The AES standard has become synonymous with state-of-the-art encryption. The AES (Rijndael) cipher is specified in NIST FIPS-197. I decided to implement the cipher in LabVIEW, my favorite programming language. All code was written from scratch from the specification. In addition, the first four encryption modes in NIST SB 800-38A were implemented. Electronic Code Book (ECB), Cipher Block Chaining (CBC), Cipher Feedback (CFB), and Output Feedback (OFB) are included and work. The programs pass all test vectors listed for the included modes.
Two simple utilities can be found in the Tools section which demonstrate the AES standard implemented in LabVIEW. The first encrypts a given file and saves it with an ".encr" extension. The second decrypts and (by default) strips off the last extension. The default key is from the spec so I don't suggest using it. It's a perfectly good key, just easy to guess. I wont promise these programs are secure against all attacks, but they do work.

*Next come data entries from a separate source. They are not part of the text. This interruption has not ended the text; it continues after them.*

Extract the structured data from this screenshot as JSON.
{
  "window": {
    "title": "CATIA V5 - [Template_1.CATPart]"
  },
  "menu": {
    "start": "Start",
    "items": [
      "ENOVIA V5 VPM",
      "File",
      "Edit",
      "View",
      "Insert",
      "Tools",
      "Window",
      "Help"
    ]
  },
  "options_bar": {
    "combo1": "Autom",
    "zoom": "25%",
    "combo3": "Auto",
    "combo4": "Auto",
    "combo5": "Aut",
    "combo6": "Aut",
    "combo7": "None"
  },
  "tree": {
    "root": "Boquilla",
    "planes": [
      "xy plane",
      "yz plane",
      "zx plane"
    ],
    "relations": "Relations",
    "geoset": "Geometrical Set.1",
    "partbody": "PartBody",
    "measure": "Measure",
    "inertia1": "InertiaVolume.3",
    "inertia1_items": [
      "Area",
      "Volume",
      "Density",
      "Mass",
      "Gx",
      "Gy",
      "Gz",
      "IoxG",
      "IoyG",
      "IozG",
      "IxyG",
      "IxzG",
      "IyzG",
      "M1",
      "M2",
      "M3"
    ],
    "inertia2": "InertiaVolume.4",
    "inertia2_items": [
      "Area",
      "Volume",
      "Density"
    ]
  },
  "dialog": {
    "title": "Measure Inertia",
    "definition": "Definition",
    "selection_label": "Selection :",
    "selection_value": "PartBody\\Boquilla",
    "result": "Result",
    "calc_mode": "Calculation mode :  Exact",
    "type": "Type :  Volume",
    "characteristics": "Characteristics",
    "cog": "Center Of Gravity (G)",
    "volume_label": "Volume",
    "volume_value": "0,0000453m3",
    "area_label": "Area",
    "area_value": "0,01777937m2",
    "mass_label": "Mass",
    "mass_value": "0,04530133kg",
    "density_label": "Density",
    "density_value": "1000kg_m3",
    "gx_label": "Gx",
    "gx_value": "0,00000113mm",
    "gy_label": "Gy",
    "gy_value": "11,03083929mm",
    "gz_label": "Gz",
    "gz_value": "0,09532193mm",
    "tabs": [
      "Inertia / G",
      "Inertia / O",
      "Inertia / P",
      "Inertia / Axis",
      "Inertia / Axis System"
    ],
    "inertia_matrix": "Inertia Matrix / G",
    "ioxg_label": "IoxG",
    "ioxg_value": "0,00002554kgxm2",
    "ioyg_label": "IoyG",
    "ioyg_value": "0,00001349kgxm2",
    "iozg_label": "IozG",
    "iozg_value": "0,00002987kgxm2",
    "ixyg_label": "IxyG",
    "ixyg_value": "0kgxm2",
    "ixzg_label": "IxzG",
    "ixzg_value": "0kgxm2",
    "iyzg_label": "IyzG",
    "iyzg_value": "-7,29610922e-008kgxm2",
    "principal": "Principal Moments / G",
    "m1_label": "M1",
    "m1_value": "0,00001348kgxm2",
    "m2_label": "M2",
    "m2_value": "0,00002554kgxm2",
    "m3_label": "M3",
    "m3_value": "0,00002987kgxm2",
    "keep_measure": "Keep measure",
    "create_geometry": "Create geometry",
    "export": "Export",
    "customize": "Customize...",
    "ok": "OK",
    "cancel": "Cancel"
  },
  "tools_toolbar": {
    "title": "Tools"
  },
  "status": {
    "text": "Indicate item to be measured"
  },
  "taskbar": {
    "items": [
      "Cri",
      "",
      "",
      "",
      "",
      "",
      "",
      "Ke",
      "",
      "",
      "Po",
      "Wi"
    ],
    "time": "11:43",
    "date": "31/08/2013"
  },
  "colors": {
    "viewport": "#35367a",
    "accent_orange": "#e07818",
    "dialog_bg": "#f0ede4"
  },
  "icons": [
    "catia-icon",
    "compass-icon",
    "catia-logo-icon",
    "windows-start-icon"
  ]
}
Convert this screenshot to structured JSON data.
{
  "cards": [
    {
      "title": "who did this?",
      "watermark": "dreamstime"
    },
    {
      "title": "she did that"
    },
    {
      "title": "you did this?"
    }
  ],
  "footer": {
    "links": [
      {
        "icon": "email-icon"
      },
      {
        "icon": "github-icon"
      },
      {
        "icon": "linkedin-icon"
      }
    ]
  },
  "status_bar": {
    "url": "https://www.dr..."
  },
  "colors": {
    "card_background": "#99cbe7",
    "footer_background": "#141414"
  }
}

Don't forget your key! The utility doesn't remember it. It's a feature not a bug. I suggest you write it down and store it on a safe place. You'll need to download and install a recent LabVIEW runtime engine to make these work.
Update: We have added an installer which includes the Labview 2012 runtime. We're sorry the runtime is such a beast. This way you will not have to create a (free) NI account to try these out!